Про картину Митя не понял. Что там особенно любопытного, в этих вопросах? Он начал злиться. Ему показалось, что Горбунов нарочно говорит загадками, чтобы подчеркнуть, как еще далек Туровцев от сплававшегося коллектива, где все понимают друг друга с полуслова.
— Сядьте, не мелькайте. И посмотрите, что получается. — Тон был настолько дружеский, что Мите немедленно стало стыдно. — Все вопросы так или иначе сводятся к одному — пойдем ли мы весной в море? Люди хотят знать обо всем: как дерутся под Москвой и можно ли верить союзникам, но еще больше их интересует ремонт, противоминная защита, операции в береговой полосе. Еще вчера казалось, что им никогда не надоест отдыхать, а сегодня они уже жаждут действия и требуют, чтобы мы — командование — поставили перед ними ясные цели. Любой трудности, но совершенно четкие.
— А как бы вы ответили? — спросил Митя не без ехидства.
— Ответить на этот вопрос в принципе легче легкого. Спросите любого чинушу на бригаде, и он вам отрапортует, что подводный флот будет наносить врагу сокрушительные удары — это и оптимистично, и патриотично, и безопасно. Существует распространеннейший предрассудок, что правильные идеи не нуждаются в доказательствах. Как раз их-то и надо доказывать, и не словами только, а расчетами и работой. Для того чтоб команда поверила, что весной я поведу корабль в Балтику, мы с вами должны, раньше чем ляжет снег и станет Нева, начать систематически готовить людей и технику к бою.
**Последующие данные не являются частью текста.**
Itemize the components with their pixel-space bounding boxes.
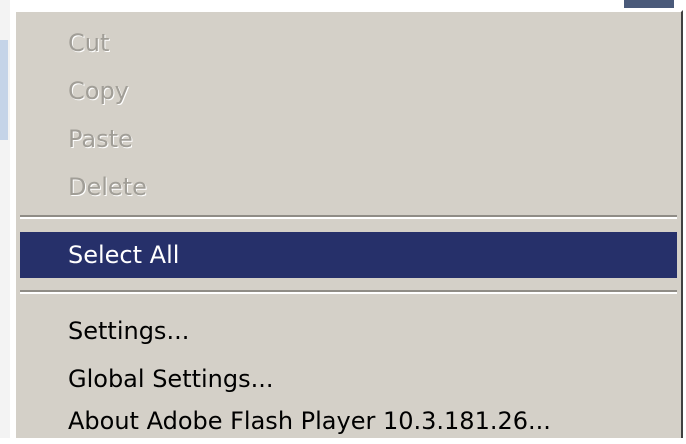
menu-item-settings[interactable]: Settings... — [20, 308, 677, 354]
menu-item-paste: Paste — [68, 125, 133, 153]
menu-separator — [20, 290, 677, 294]
menu-item-copy: Copy — [68, 77, 129, 105]
menu-item-global-settings[interactable]: Global Settings... — [20, 356, 677, 402]
menu-item-select-all[interactable]: Select All — [20, 232, 677, 278]
background-left-highlight — [0, 40, 8, 140]
menu-item-delete: Delete — [68, 173, 147, 201]
background-top-right-element — [624, 0, 674, 8]
menu-separator — [20, 215, 677, 219]
menu-item-about-flash-player[interactable]: About Adobe Flash Player 10.3.181.26... — [20, 398, 677, 444]
flash-context-menu: Cut Copy Paste Delete Select All Setting… — [14, 10, 683, 438]
menu-item-cut: Cut — [68, 29, 110, 57]
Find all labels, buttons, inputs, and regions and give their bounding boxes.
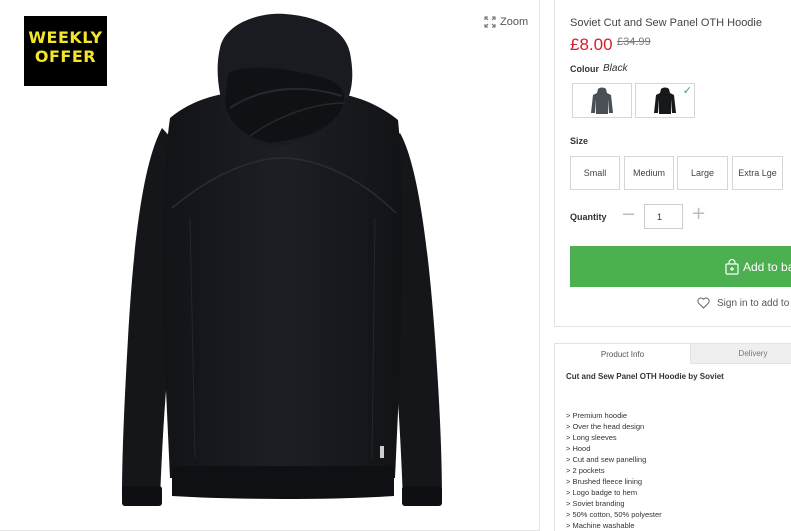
heart-icon (697, 297, 710, 309)
weekly-offer-badge: WEEKLY OFFER (24, 16, 107, 86)
list-item: > Machine washable (566, 521, 635, 530)
purchase-panel: Soviet Cut and Sew Panel OTH Hoodie £8.0… (554, 0, 791, 327)
quantity-decrease-button[interactable]: − (621, 204, 636, 225)
list-item: > Premium hoodie (566, 411, 628, 420)
hoodie-product-image[interactable] (110, 8, 455, 516)
colour-label: Colour (570, 64, 599, 74)
quantity-label: Quantity (570, 212, 607, 222)
list-item: > 2 pockets (566, 466, 605, 475)
badge-line-1: WEEKLY (28, 28, 103, 47)
sign-in-label: Sign in to add to (717, 297, 790, 309)
add-to-bag-button[interactable]: Add to ba (570, 246, 791, 287)
sign-in-wishlist-link[interactable]: Sign in to add to (697, 297, 789, 309)
size-label: Size (570, 136, 589, 146)
add-to-bag-label: Add to ba (743, 259, 791, 274)
list-item: > Over the head design (566, 422, 645, 431)
list-item: > Brushed fleece lining (566, 477, 643, 486)
expand-icon (484, 16, 496, 28)
quantity-increase-button[interactable]: + (691, 203, 706, 224)
list-item: > 50% cotton, 50% polyester (566, 510, 662, 519)
size-option-medium[interactable]: Medium (624, 156, 674, 190)
colour-swatch-black[interactable]: ✓ (635, 83, 695, 118)
description-title: Cut and Sew Panel OTH Hoodie by Soviet (566, 372, 724, 381)
list-item: > Logo badge to hem (566, 488, 638, 497)
list-item: > Cut and sew panelling (566, 455, 647, 464)
quantity-input[interactable] (644, 204, 683, 229)
original-price: £34.99 (617, 36, 651, 48)
size-option-large[interactable]: Large (677, 156, 728, 190)
product-info-panel: Product Info Delivery Cut and Sew Panel … (554, 343, 791, 531)
colour-swatch-charcoal[interactable] (572, 83, 632, 118)
zoom-button[interactable]: Zoom (484, 16, 528, 28)
list-item: > Hood (566, 444, 591, 453)
shopping-bag-icon (725, 258, 739, 275)
selected-check-icon: ✓ (682, 84, 692, 97)
colour-value: Black (603, 63, 628, 74)
sale-price: £8.00 (570, 35, 613, 54)
size-option-extra-large[interactable]: Extra Lge (732, 156, 783, 190)
product-title: Soviet Cut and Sew Panel OTH Hoodie (570, 17, 762, 29)
tab-delivery[interactable]: Delivery (691, 344, 791, 364)
tab-product-info[interactable]: Product Info (555, 344, 691, 364)
hoodie-thumbnail-icon (654, 87, 676, 114)
hoodie-thumbnail-icon (591, 87, 613, 114)
zoom-label: Zoom (500, 16, 529, 28)
size-option-small[interactable]: Small (570, 156, 620, 190)
list-item: > Soviet branding (566, 499, 625, 508)
badge-line-2: OFFER (34, 47, 97, 66)
feature-list: > Premium hoodie > Over the head design … (566, 410, 662, 531)
list-item: > Long sleeves (566, 433, 617, 442)
product-image-panel: WEEKLY OFFER Zoom (0, 0, 540, 531)
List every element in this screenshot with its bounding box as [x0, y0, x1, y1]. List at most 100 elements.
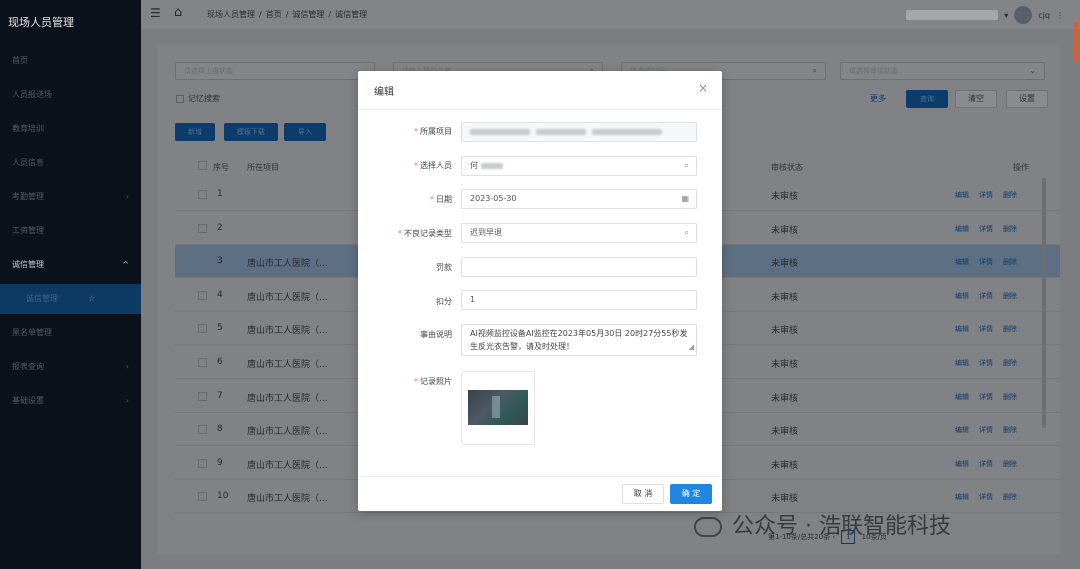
breadcrumb-item[interactable]: 现场人员管理 [207, 10, 255, 19]
delete-link[interactable]: 删除 [1003, 460, 1017, 468]
row-index: 8 [217, 424, 223, 435]
star-icon[interactable]: ☆ [88, 284, 95, 314]
detail-link[interactable]: 详情 [979, 493, 993, 501]
settings-button[interactable]: 设置 [1006, 90, 1048, 108]
edit-link[interactable]: 编辑 [955, 426, 969, 434]
table-scrollbar[interactable] [1042, 178, 1046, 428]
sidebar-item-integrity-sub[interactable]: 诚信管理 ☆ [0, 284, 141, 314]
delete-link[interactable]: 删除 [1003, 258, 1017, 266]
detail-link[interactable]: 详情 [979, 460, 993, 468]
row-checkbox[interactable] [198, 358, 207, 367]
sidebar-item-home[interactable]: 首页 [0, 46, 141, 76]
memory-search-checkbox[interactable]: 记忆搜索 [176, 93, 220, 104]
description-textarea[interactable]: AI视频监控设备AI监控在2023年05月30日 20时27分55秒发生反光衣告… [461, 324, 697, 356]
clear-button[interactable]: 清空 [955, 90, 997, 108]
search-icon[interactable]: ⌕ [685, 157, 689, 175]
row-actions: 编辑 详情 删除 [955, 358, 1027, 368]
edit-link[interactable]: 编辑 [955, 225, 969, 233]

Я знаю, что теперь вы вызубрите фамилии генералов и названия географических пунктов, но этого мне мало. Я требую, чтоб вы, как мой помощник, умели отвечать на все вопросы, на все решительно. Даю вам неделю. Вы не женаты?
— Нет.
— Отлично. Я не спрашиваю у вас, где вы были этой ночью. Но об одном условимся твердо. Идет война, и вы мне нужны целиком. Если у вас есть женщина — бросьте ее.
Митя промолчал.
— Не подумайте, что я монах или женоненавистник. Я такой, как все. Но я твердо убежден, что моряк должен воевать вдали от своих близких. Единственное, чем он может им помочь, — это разбить врага. У меня нет ни жены, ни детей, когда-нибудь я пожалею об этом, но сегодня — у меня развязаны руки.
Митя продолжал молчать. Одно неосторожное слово — и Горбунов догадается, что он читал письмо в черном конверте.
— Потерпите, — сказал Горбунов со своей характерной кривоватой усмешкой, обнажавшей только нижние зубы. — В Ленинграде сейчас нетрудно найти одинокую женщину, готовую приголубить здорового и красивого моряка. Можете по неопытности нарваться на вражескую агентуру, и придется вам, вместо того чтобы заниматься делом, ходить и доказывать, что вы не верблюд. Потерпите, — повторил он, ласково хлопнув Туровцева по руке. — И вообще — плюньте. Послушайте меня. К черту! Не стоит того.
Митю поразил тон, каким это было сказано.
Горбунов поспешил улыбнуться, но улыбка получилась натянутой.
— Впрочем, — сказал он, — чтоб заниматься глупостями, нужно свободное время, а у вас его не будет. Вы завели себе блокнот?